While we ate, we talked about silly things. Noah asked me questions about what I liked to do, places I had been, trips I wanted to take.
“You haven’t traveled a lot.” He sounded surprised.
“I’ve been working too hard. And vacations were complicated. They allowed me to think. Without my patients to obfuscate my own reality, it was easier not to go away unless we were taking Dulcie with us.”
“We’ll go to Europe,” he said as he poured me more coffee and then spooned in the sugar.
I nodded.
“Do you like the beach?”
“Yes.”
“Once this case is solved we’ll jump in the car and go up to the cape. We’ll go swimming in the ocean. And it will be just a little too cold.”
“You are totally taking charge?”
“You’ll figure out how to even that out, but for now, yes. We’ll be lovers and you’ll be happy and we’ll figure out how to balance it all.”
The phone rang. Like a shrill reminder that a world existed beyond his apartment. Almost as if we’d both forgotten, we stared at the instrument on the wall.
And with a forlorn look he took the call.
“Jordain,” he said into the mouthpiece, and then he listened.
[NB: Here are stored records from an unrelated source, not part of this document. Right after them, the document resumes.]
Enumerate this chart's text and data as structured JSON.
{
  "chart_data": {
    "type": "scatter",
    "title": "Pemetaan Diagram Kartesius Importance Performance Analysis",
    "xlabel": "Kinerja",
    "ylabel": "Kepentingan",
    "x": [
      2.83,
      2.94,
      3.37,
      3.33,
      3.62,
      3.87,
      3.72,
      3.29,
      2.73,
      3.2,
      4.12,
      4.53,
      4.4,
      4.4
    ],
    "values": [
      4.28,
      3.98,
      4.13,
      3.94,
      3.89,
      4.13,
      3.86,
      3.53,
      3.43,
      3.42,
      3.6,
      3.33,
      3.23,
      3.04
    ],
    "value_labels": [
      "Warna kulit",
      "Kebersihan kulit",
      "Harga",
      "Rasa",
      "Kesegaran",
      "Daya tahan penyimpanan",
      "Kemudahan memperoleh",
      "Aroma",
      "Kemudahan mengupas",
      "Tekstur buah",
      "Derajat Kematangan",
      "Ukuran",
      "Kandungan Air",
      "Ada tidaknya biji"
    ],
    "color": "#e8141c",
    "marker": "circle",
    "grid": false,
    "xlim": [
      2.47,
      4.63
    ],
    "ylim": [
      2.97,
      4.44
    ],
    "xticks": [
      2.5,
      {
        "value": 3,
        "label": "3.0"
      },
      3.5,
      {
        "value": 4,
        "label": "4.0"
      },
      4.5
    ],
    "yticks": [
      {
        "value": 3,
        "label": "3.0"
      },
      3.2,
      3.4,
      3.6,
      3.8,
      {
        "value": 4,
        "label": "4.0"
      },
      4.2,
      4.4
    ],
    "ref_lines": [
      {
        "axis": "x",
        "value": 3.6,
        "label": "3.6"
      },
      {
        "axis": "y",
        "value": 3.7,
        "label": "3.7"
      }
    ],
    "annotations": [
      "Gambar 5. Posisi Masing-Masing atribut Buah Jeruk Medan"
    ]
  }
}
“How many of the places checked out?” he asked.
I got up, went into the bathroom and took a shower. When I came out he had taken all the plates off the table and now the table was covered with paperwork. Notes, computer printouts and faxes.
“They have a lead,” he explained.
I walked over and stood beside him, looking down.
“This is a list of all the religious-supply houses that have had orders for those nun’s habits in the last six months. Who ordered them, how they were paid for and where they were shipped. We’ve finally narrowed it down to four that fit the specs.” And he slid the list to me.
My blood started pumping in a way that was different from the night before but with the same intensity. I read down the list.
Six habits were sent to the St. Mary’s Convent in Minneapolis. Four to Our Lady of the Flowers retreat in Southampton, New York. Another six to the parish of St. Francis of Assisi in Bernardsville, New Jersey, and five habits to Our Lady of Sorrows in St. Martin, N.A.
The hair on the back of my neck stood up. N.A. I knew those initials. I’d seen them before, sometime in the past three weeks. But where?
I pointed to them. “What is N.A.?”
“Netherlands Antilles. Does that mean something to you?”
I shook my head. “I don’t know. I think so but don’t know why.”
“We have someone investigating all of these places. We may be lucky and actually connect this up. One of these places could have had a robbery. Or been used as a drop. We’re getting the receipts. Court orders, subpoenas. It’s the fucking weekend and we may not be able to get everything we need till Monday. But I have to go into the office.”